Ex-owner: Jon Stewart’s horse used for kids’ finger-painting
KENNETT SQUARE — A horse adopted by Jon Stewart and his wife hadn’t been shot more than 100 times by a paintball gun as previously reported but had been used as a canvas for children’s finger-painting parties, its former owner said.
Doreen Weston said the horse, a white mare named Lily, was never injured. Her comments came the day the former “Daily Show” host’s wife, Tracey Stewart, adopted the horse at a facility in Kennett Square. The Stewarts partnered with Farm Sanctuary last year to open an animal sanctuary at their farm in Middletown, New Jersey.
Lily was found seemingly abandoned at an auction stable in New Holland in March. Police said she was covered in paint and was extremely sore to the touch.
The abused-horse tale soon became a cause celebre, but the horse’s previous owner said the story relayed by the Lancaster County SPCA that it was shot by paintballs is wrong. Tracey Stewart, meanwhile, said what happened to Lily shows too many people think animals are disposable.
Weston, who owns Smoke Hollow Farm in Pittstown, New Jersey, said the horse is about 35 years old and was acquired in the late 1990s. She said she wanted the horse euthanized because its quality of life was so poor because of deteriorating eyesight and bad teeth and she contacted a horse dealer to take it in February. She said she assumed the dealer would euthanize the horse but didn’t tell him to.

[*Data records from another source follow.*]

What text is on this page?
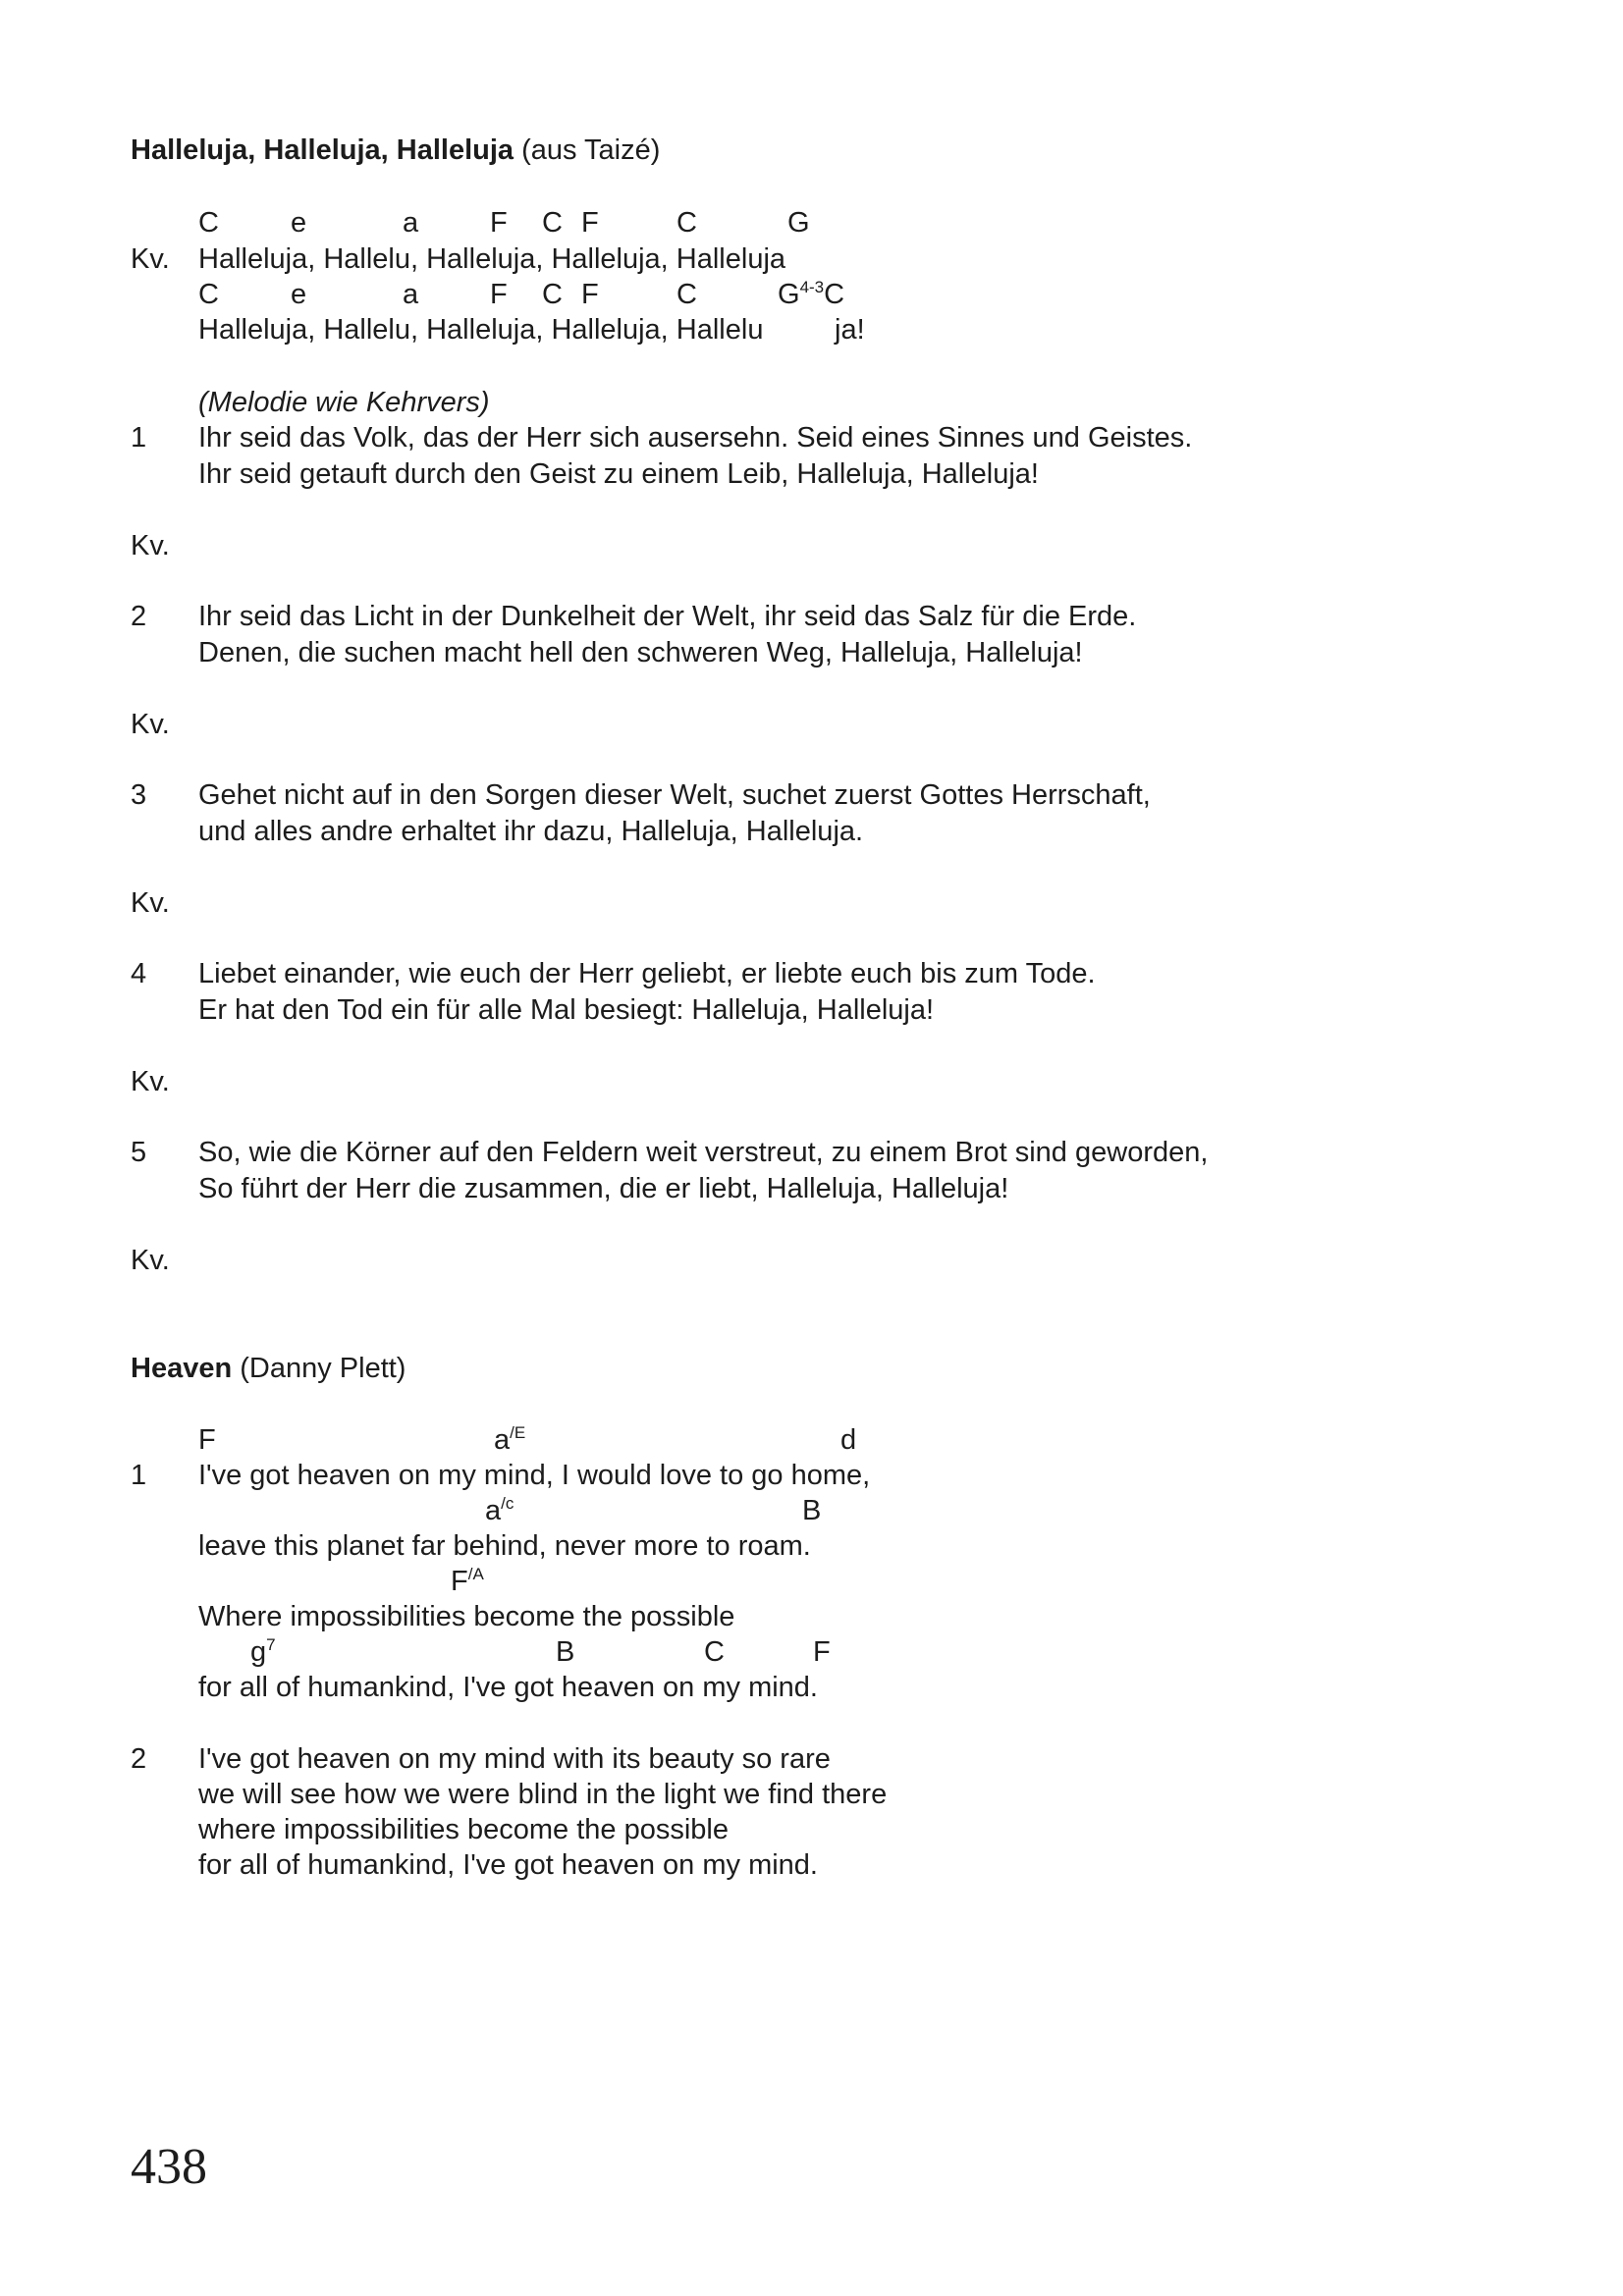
Halleluja, Halleluja, Halleluja (aus Taizé)
C	e	a	F C F	C	G
Kv. Halleluja, Hallelu, Halleluja, Halleluja, Halleluja
C	e	a	F C F	C	$G^{4-3}C$
Halleluja, Hallelu, Halleluja, Halleluja, Hallelu	ja!
(Melodie wie Kehrvers)
1 Ihr seid das Volk, das der Herr sich ausersehn. Seid eines Sinnes und Geistes.
Ihr seid getauft durch den Geist zu einem Leib, Halleluja, Halleluja!
Kv.
2 Ihr seid das Licht in der Dunkelheit der Welt, ihr seid das Salz für die Erde.
Denen, die suchen macht hell den schweren Weg, Halleluja, Halleluja!
Kv.
3 Gehet nicht auf in den Sorgen dieser Welt, suchet zuerst Gottes Herrschaft,
und alles andre erhaltet ihr dazu, Halleluja, Halleluja.
Kv.
4 Liebet einander, wie euch der Herr geliebt, er liebte euch bis zum Tode.
Er hat den Tod ein für alle Mal besiegt: Halleluja, Halleluja!
Kv.
5 So, wie die Körner auf den Feldern weit verstreut, zu einem Brot sind geworden,
So führt der Herr die zusammen, die er liebt, Halleluja, Halleluja!
Kv.
Heaven (Danny Plett)
F	$a^{/E}$	d
1 I've got heaven on my mind, I would love to go home,
$a^{/c}$	B
leave this planet far behind, never more to roam.
$F^{/A}$
Where impossibilities become the possible
$g^7$	B	C	F
for all of humankind, I've got heaven on my mind.
2 I've got heaven on my mind with its beauty so rare
we will see how we were blind in the light we find there
where impossibilities become the possible
for all of humankind, I've got heaven on my mind.
438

The dealer, Phillip Price, of East Providence, Rhode Island, was convicted last week in New Holland of animal cruelty and other charges related to transporting a horse in poor condition. Price is on probation in Rhode Island after pleading no contest to animal cruelty in July, court records show. Messages left with Price’s attorney weren’t immediately returned Wednesday.

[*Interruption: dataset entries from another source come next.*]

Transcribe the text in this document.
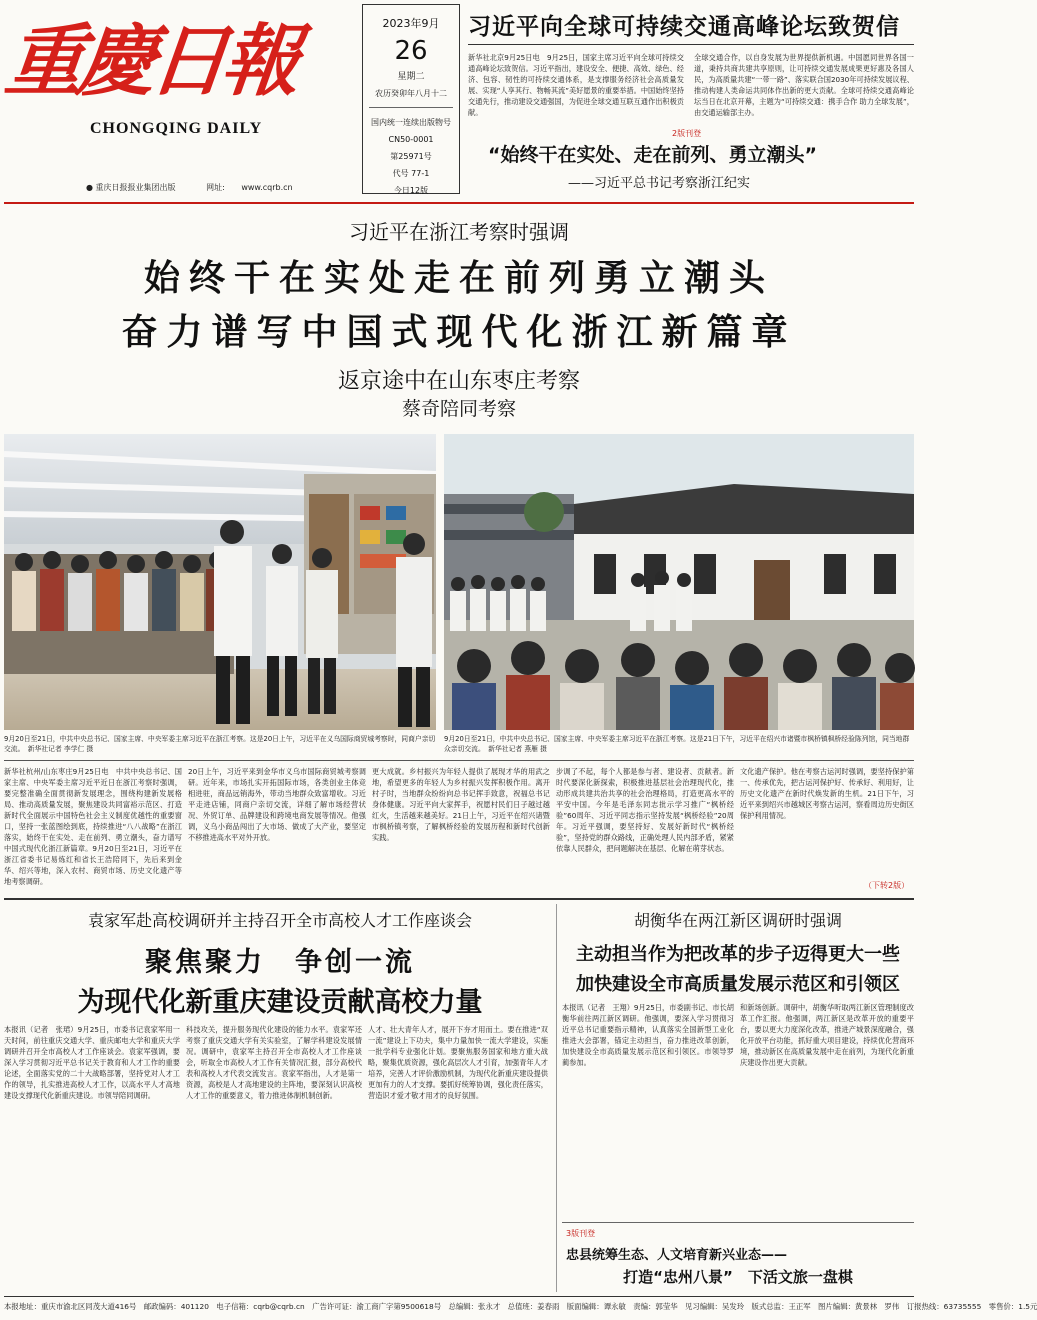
重慶日報
CHONGQING DAILY
● 重庆日报报业集团出版	网址: www.cqrb.cn
2023年9月
26
星期二
农历癸卯年八月十二
国内统一连续出版物号
CN50-0001
第25971号
代号 77-1
今日12版
习近平向全球可持续交通高峰论坛致贺信
新华社北京9月25日电　9月25日，国家主席习近平向全球可持续交通高峰论坛致贺信。习近平指出，建设安全、便捷、高效、绿色、经济、包容、韧性的可持续交通体系，是支撑服务经济社会高质量发展、实现“人享其行、物畅其流”美好愿景的重要举措。中国始终坚持交通先行，推动建设交通强国，为促进全球交通互联互通作出积极贡献。
全球交通合作，以自身发展为世界提供新机遇。中国愿同世界各国一道，秉持共商共建共享原则，让可持续交通发展成果更好惠及各国人民，为高质量共建“一带一路”、落实联合国2030年可持续发展议程、推动构建人类命运共同体作出新的更大贡献。全球可持续交通高峰论坛当日在北京开幕，主题为“可持续交通：携手合作 助力全球发展”，由交通运输部主办。
2版刊登
“始终干在实处、走在前列、勇立潮头”
——习近平总书记考察浙江纪实
习近平在浙江考察时强调
始终干在实处走在前列勇立潮头
奋力谱写中国式现代化浙江新篇章
返京途中在山东枣庄考察
蔡奇陪同考察
9月20日至21日，中共中央总书记、国家主席、中央军委主席习近平在浙江考察。这是20日上午，习近平在义乌国际商贸城考察时，同商户亲切交流。　新华社记者 李学仁 摄
9月20日至21日，中共中央总书记、国家主席、中央军委主席习近平在浙江考察。这是21日下午，习近平在绍兴市诸暨市枫桥镇枫桥经验陈列馆，同当地群众亲切交流。　新华社记者 燕雁 摄
新华社杭州/山东枣庄9月25日电　中共中央总书记、国家主席、中央军委主席习近平近日在浙江考察时强调，要完整准确全面贯彻新发展理念，围绕构建新发展格局、推动高质量发展，聚焦建设共同富裕示范区、打造新时代全面展示中国特色社会主义制度优越性的重要窗口，坚持一张蓝图绘到底，持续推进“八八战略”在浙江落实，始终干在实处、走在前列、勇立潮头，奋力谱写中国式现代化浙江新篇章。9月20日至21日，习近平在浙江省委书记易炼红和省长王浩陪同下，先后来到金华、绍兴等地，深入农村、商贸市场、历史文化遗产等地考察调研。
20日上午，习近平来到金华市义乌市国际商贸城考察调研。近年来，市场扎实开拓国际市场，各类创业主体竞相进驻，商品远销海外，带动当地群众致富增收。习近平走进店铺，同商户亲切交流，详细了解市场经营状况、外贸订单、品牌建设和跨境电商发展等情况。他强调，义乌小商品闯出了大市场、做成了大产业，要坚定不移推进高水平对外开放。
更大成就。乡村振兴为年轻人提供了展现才华的用武之地，希望更多的年轻人为乡村振兴发挥积极作用。离开村子时，当地群众纷纷向总书记挥手致意，祝福总书记身体健康。习近平向大家挥手，祝愿村民们日子越过越红火，生活越来越美好。21日上午，习近平在绍兴诸暨市枫桥镇考察，了解枫桥经验的发展历程和新时代创新实践。
步调了不起，每个人都是参与者、建设者、贡献者。新时代要深化新探索，积极推进基层社会治理现代化，推动形成共建共治共享的社会治理格局，打造更高水平的平安中国。今年是毛泽东同志批示学习推广“枫桥经验”60周年、习近平同志指示坚持发展“枫桥经验”20周年。习近平强调，要坚持好、发展好新时代“枫桥经验”，坚持党的群众路线，正确处理人民内部矛盾，紧紧依靠人民群众，把问题解决在基层、化解在萌芽状态。
文化遗产保护。他在考察古运河时强调，要坚持保护第一、传承优先，把古运河保护好、传承好、利用好，让历史文化遗产在新时代焕发新的生机。21日下午，习近平来到绍兴市越城区考察古运河，察看周边历史街区保护利用情况。
（下转2版）
袁家军赴高校调研并主持召开全市高校人才工作座谈会
聚焦聚力　争创一流
为现代化新重庆建设贡献高校力量
本报讯（记者　张珺）9月25日，市委书记袁家军用一天时间，前往重庆交通大学、重庆邮电大学和重庆大学调研并召开全市高校人才工作座谈会。袁家军强调，要深入学习贯彻习近平总书记关于教育和人才工作的重要论述，全面落实党的二十大战略部署，坚持党对人才工作的领导，扎实推进高校人才工作，以高水平人才高地建设支撑现代化新重庆建设。市领导陪同调研。
科技攻关，提升服务现代化建设的能力水平。袁家军还考察了重庆交通大学有关实验室，了解学科建设发展情况。调研中，袁家军主持召开全市高校人才工作座谈会，听取全市高校人才工作有关情况汇报，部分高校代表和高校人才代表交流发言。袁家军指出，人才是第一资源，高校是人才高地建设的主阵地，要深刻认识高校人才工作的重要意义，着力推进体制机制创新。
人才、壮大青年人才，展开下夯才用而土。要在推进“双一流”建设上下功夫，集中力量加快一流大学建设，实施一批学科专业强化计划。要聚焦服务国家和地方重大战略，聚集优质资源，强化高层次人才引育，加强青年人才培养，完善人才评价激励机制，为现代化新重庆建设提供更加有力的人才支撑。要抓好统筹协调，强化责任落实，营造识才爱才敬才用才的良好氛围。
胡衡华在两江新区调研时强调
主动担当作为把改革的步子迈得更大一些
加快建设全市高质量发展示范区和引领区
本报讯（记者　王翔）9月25日，市委副书记、市长胡衡华前往两江新区调研。他强调，要深入学习贯彻习近平总书记重要指示精神，认真落实全国新型工业化推进大会部署，锚定主动担当，奋力推进改革创新，加快建设全市高质量发展示范区和引领区。市领导罗蔺参加。
和新场创新。调研中，胡衡华听取两江新区管理制度改革工作汇报。他强调，两江新区是改革开放的重要平台，要以更大力度深化改革，推进产城景深度融合，强化开放平台功能，抓好重大项目建设，持续优化营商环境，推动新区在高质量发展中走在前列，为现代化新重庆建设作出更大贡献。
3版刊登
忠县统筹生态、人文培育新兴业态——
打造“忠州八景”　下活文旅一盘棋
本报地址：重庆市渝北区同茂大道416号　邮政编码：401120　电子信箱：cqrb@cqrb.cn　广告许可证：渝工商广字第9500618号　总编辑：张永才　总值班：姜春雨　版面编辑：谭永敏　责编：郭莹华　见习编辑：吴发玲　版式总监：王正军　图片编辑：黄景林　罗伟　订报热线：63735555　零售价：1.5元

Weston contends the horse loved the kids’ attention during the finger-painting sessions, saying it was “like a massage.” She said she let officials know early on of the finger-painting but they let the paintball story persist.

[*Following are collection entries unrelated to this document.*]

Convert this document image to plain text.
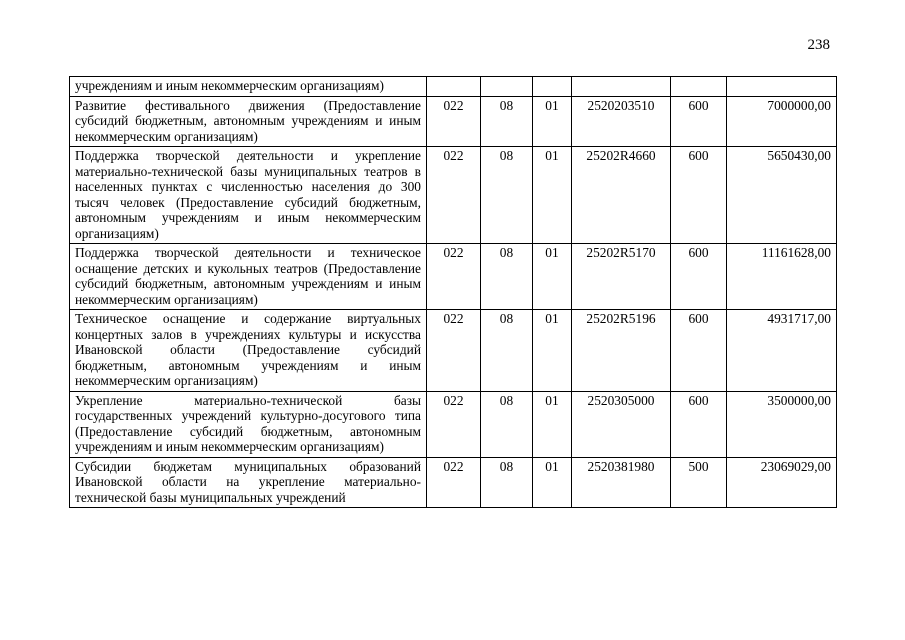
238
учреждениям и иным некоммерческим организациям)						
Развитие фестивального движения (Предоставление субсидий бюджетным, автономным учреждениям и иным некоммерческим организациям)	022	08	01	2520203510	600	7000000,00
Поддержка творческой деятельности и укрепление материально-технической базы муниципальных театров в населенных пунктах с численностью населения до 300 тысяч человек (Предоставление субсидий бюджетным, автономным учреждениям и иным некоммерческим организациям)	022	08	01	25202R4660	600	5650430,00
Поддержка творческой деятельности и техническое оснащение детских и кукольных театров (Предоставление субсидий бюджетным, автономным учреждениям и иным некоммерческим организациям)	022	08	01	25202R5170	600	11161628,00
Техническое оснащение и содержание виртуальных концертных залов в учреждениях культуры и искусства Ивановской области (Предоставление субсидий бюджетным, автономным учреждениям и иным некоммерческим организациям)	022	08	01	25202R5196	600	4931717,00
Укрепление материально-технической базы государственных учреждений культурно-досугового типа (Предоставление субсидий бюджетным, автономным учреждениям и иным некоммерческим организациям)	022	08	01	2520305000	600	3500000,00
Субсидии бюджетам муниципальных образований Ивановской области на укрепление материально-технической базы муниципальных учреждений	022	08	01	2520381980	500	23069029,00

“I consider myself a respectable horse person and animal lover,” Weston said.
The Lancaster County SPCA’s director, Susan Martin, said she doesn’t find Weston credible. She said Weston should have come forward weeks ago.
Martin said she’s uncertain where the paintball injuries theory originated but it made sense because the horse flinched every time it was touched where it was splattered with paint.
Weston supplied photos of a February finger-painting party with a stained horse that looks like Lily and emails between her and her veterinarian about a treatment plan for the horse’s eye issues.
After Lily was found at the New Holland stables, she was cared for by Penn Vet’s New Bolton Center in Kennett Square, where Dr. Rose Nolen-Walston said an assessment showed the horse was malnourished and in need of emergency intensive eye care. The horse’s right eye had to be removed.
Tracey Stewart said many people disregard animals when they can’t make money off them or no longer need them.
“Probably what I’m more struck by is understanding that a lot of times people’s relationship to animals is that they are disposable,” she said, adding what constitutes humane treatment is changing. “And I think Lily’s story will be a big part of telling why that’s so necessary and important.”